Beyond these characterful wares, the livelihoods of the companies depend on their ability to exploit a trait that is not necessarily associated with being Basque: selling themselves. “Basque people are known as being very serious,” says Aldabaldetreku, whose own tone remains pensive throughout our encounter. “We always say that the Basque people focus on quality but elsewhere you’ll find people who know how to sell themselves much better, such as the Italians or Catalonians.” Iratzoki and Lizaso are working on this: they regularly meet with a communications agency to improve brand messages, and have helped overhaul logos – including Alki’s – and design company lookbooks.

Iratzoki is adamant that it’s possible to establish a Basque brand in a similar vein to how the Danish have crafted a reputation for quality design. Critically, the past couple of years have seen the companies promote their Basqueness: referencing villages of origin, christening collections with Basque names (Lauki and Lasai) and paying homage to time-honoured sports. It’s a big step for the firms in Spain, where the Basque name has in recent years been connected with Eta, the violent separatist movement. “It was difficult to convey the Basque brand because it was associated with terrorism in the southern region,” says Iratzoki. “In the Spanish market they were afraid of Basque so the companies had to hide their Basqueness. But now that the situation is peaceful [a ceasefire was declared in 2011] it is easier to communicate.”
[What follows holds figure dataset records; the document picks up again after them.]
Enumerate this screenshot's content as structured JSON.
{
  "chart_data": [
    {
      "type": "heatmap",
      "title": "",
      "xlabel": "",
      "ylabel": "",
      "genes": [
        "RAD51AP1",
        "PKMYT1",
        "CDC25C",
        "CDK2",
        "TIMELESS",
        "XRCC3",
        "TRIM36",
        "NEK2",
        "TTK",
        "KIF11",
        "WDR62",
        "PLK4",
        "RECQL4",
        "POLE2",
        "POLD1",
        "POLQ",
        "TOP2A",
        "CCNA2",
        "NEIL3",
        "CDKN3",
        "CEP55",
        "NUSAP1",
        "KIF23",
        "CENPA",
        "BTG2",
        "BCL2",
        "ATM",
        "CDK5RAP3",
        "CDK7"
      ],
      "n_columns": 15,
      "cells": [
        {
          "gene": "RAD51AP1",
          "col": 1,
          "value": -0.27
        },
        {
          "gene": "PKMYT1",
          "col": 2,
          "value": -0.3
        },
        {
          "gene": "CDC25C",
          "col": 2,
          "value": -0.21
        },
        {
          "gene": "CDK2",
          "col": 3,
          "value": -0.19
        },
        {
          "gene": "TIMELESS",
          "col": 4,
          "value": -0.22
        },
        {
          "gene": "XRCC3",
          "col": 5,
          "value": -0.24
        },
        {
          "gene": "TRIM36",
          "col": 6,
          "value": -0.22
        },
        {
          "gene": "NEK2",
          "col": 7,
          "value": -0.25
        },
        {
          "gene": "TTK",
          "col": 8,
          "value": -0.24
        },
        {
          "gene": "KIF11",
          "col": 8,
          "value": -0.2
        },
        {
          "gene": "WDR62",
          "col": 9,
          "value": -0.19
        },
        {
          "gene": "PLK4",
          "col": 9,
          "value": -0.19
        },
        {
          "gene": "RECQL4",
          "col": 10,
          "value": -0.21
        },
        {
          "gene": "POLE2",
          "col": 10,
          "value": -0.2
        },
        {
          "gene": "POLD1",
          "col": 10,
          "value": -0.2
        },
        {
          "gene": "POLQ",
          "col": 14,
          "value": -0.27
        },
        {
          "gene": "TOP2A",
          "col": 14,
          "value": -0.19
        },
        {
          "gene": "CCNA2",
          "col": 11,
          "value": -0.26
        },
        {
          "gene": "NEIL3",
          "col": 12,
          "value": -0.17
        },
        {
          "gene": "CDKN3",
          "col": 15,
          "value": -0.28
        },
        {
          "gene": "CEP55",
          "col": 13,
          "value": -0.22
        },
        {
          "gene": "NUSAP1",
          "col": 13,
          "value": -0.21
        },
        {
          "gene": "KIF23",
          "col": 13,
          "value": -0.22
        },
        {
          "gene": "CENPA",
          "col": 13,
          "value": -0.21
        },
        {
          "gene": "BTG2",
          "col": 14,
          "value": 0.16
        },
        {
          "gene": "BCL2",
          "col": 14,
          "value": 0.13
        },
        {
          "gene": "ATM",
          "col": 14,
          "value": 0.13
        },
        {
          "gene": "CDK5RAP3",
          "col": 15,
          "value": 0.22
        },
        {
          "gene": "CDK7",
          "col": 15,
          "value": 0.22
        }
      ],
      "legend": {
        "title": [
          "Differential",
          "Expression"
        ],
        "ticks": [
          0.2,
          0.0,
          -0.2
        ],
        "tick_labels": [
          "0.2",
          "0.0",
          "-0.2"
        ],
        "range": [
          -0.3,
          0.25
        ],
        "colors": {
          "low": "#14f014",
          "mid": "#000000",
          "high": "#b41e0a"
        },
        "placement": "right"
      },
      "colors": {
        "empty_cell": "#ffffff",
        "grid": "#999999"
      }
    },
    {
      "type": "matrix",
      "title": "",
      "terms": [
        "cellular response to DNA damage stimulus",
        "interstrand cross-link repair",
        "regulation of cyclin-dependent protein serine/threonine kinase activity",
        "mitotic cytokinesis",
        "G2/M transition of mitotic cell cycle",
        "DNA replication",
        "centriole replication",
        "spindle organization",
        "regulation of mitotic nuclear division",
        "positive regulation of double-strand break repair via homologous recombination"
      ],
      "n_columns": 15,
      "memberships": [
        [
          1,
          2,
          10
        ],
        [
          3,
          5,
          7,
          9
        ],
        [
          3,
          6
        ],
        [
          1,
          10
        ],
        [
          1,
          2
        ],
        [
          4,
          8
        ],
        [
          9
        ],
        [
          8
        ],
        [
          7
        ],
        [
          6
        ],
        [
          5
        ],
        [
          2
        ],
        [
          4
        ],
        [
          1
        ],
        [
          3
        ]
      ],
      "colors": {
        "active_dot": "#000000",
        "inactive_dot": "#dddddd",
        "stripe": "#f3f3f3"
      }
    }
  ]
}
The unique Basque language and its raft of references have huge potential in a market that values authenticity. As the furniture industry gains momentum, the next step is to stage striking collaborative presentations at international trade fairs. “It would be a dream for us to design a version of a traditional Basque house [the half-timber structure known as a baserri ] with all these brands in the same space,” says Lizaso.

The shrewd CEOs and savvy designers of this region are ready to woo foreign markets with their celebration of Basque culture and design. With his back to a window that frames leafy beech trees and an emerald mountainside, Aldabaldetreku explains his global strategy. He references the famous modernist sculptor Eduardo Chillida, whose towering rusting abstract forms flank the coastline and are testament to the bold forward-thinking attitude found throughout Basque history. “Chillida used to say that there is a tree with big roots: the roots are here in your country but the branches are open to the world. This is the idea for us.”